Она явилась мне, осиянная призрачно-синим светом, пляшущая на каменном мосту, по которому ее увезли давно-давно, когда я был мал, когда краснокирпичная земля Виргинии пульсировала жизнью. Через Гус-реку построены и другие мосты, но именно этот ассоциировался с нею, ибо он единственный выводит на дорогу, ту самую, что, путая след среди зеленых холмов, петляя на дне долины, делает неизбежный изгиб, после чего уже не таит своего истинного направления, и направление это – Юг.
Я чурался этого моста, запятнанного воспоминаниями о матерях, дядюшках и прочей родне, отправленной в Натчез[2] и дальше. Теперь же, когда мне известно про могущество памяти, про ее способность распахнуть синюю дверь между двумя мирами, перенести человека с гор в долину, из зеленого леса в заснеженное поле; когда мне известно, что память умеет сложить вчетверо, будто кусок материи, самое землю; когда я осознал свои многолетние потуги, проанализировал все эти распихивания воспоминаний по углам, когда понял, что, забыв, продолжал помнить, – теперь я уверен: эта история о Переправе недаром началась именно здесь, на магическом мосту между страной живых и страной утраченных.
Итак, она отплясывала джубу. На голове у нее был глиняный кувшин; снизу, от воды, полз туман – он лизал ей босые ступни, она же притопывала на булыжной кладке, позвякивая бусами из ракушек. Глиняный кувшин будто врос ей в темя: как бы высоко ни поднимала она колени, как бы ни качалась, ни разводила длинные руки в стороны и ни сводила их для хлопка`, кувшин все венчал ее голову. Мастерство удерживать кувшин, полный воды, ни капли не проливая; мастерство танца да еще этот синий призрачный свет не оставили сомнений: передо мной плясала на мосту моя мать.

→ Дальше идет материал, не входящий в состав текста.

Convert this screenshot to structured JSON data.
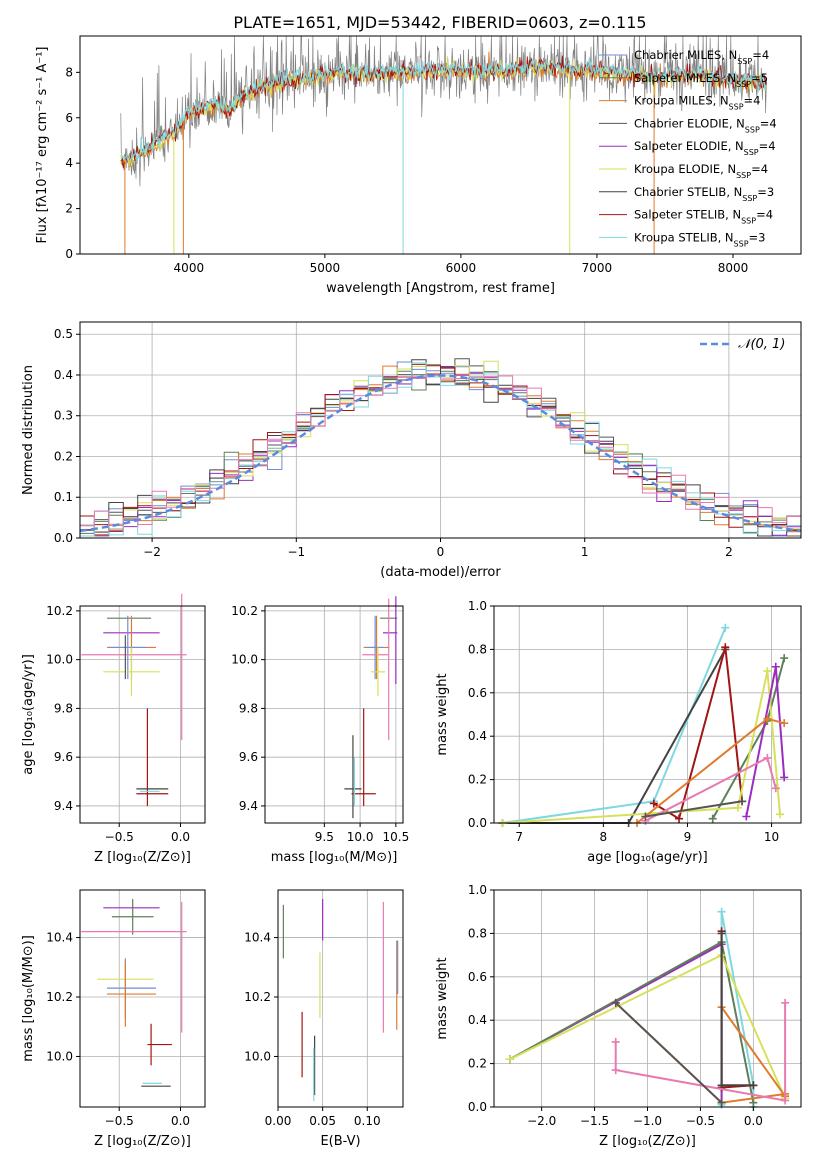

Видел ее только я. Мэйнард, сидевший позади меня (а я правил фаэтоном), был слишком увлечен проституткой, которая, в свою очередь, была занята дальнейшим охмурением Мэйнарда. Но ладно эти двое – плясунью не видели даже лошади! Вот что всего страннее. Лошадь – по крайней мере, так считается – имеет чутье на потусторонние сущности. Но нет, танцующую джубу видел я один, причем такою, какой, судя по рассказам, она была в прежние дни, когда вступала в родственный круг, когда тетя Эмма, П.-младший, Хонас и дядя Джон били в ладоши, и стучали себя в грудь, и хлопали по ляжкам – давай, давай, еще, еще, – и она притопывала с новой энергией, она словно давила босыми пятками некую ползучую тварь на утрамбованном земляном полу, и качала бедрами, и наклонялась, и выгибалась, и приседала, и согнутые колени двигались в такт с простертыми руками, кувшин же, полный воды, оставался недвижим на ее голове. Моя мать была лучшей плясуньей в Локлессе – так говорили знавшие ее, так я запомнил, во-первых, потому, что сам не унаследовал этого дара, а во-вторых, потому, что именно танцами она привлекла внимание моего отца, в результате чего я появился на свет. Но главное, я запомнил насчет танцев потому, что помнил абсолютно все и всех – кроме родной матери.
Была осень, а осенью в наших краях проводились скачки. Еще днем Мэйнард поставил на темную, хоть и чистокровную, лошадку. Рассчитывал: если она первой придет, виргинское высшее общество наконец-то примет его, Мэйнарда, всерьез. Лошадка не подвела. Но, когда Мэйнард делал по главной площади круг почета, развалясь в фаэтоне и осклабясь, виргинские джентльмены все как один отворачивались и самым оскорбительным образом пыхали сигарами. И никаких поздравлений с выигрышем. Для виргинской знати Мэйнард остался кем был – уродом в семье, гнилым яблочком, упавшим за несколько миль от яблоньки. Видя такое дело, Мэйнард вскипел, гаркнул: «Гони в Старфолл», и я помчал его, куда было велено – на окраину, в бордель. Мэйнард оплатил целую ночь с проституткой, но тут ему пришла светлая мысль отвезти женщину в Локлесс, в отцовский дом. Однако в приступе стыда, который оказался фатальным, Мэйнард выбрал объезд, так называемый Шелковый путь бессловесных, который как раз и выводит к Гус-реке.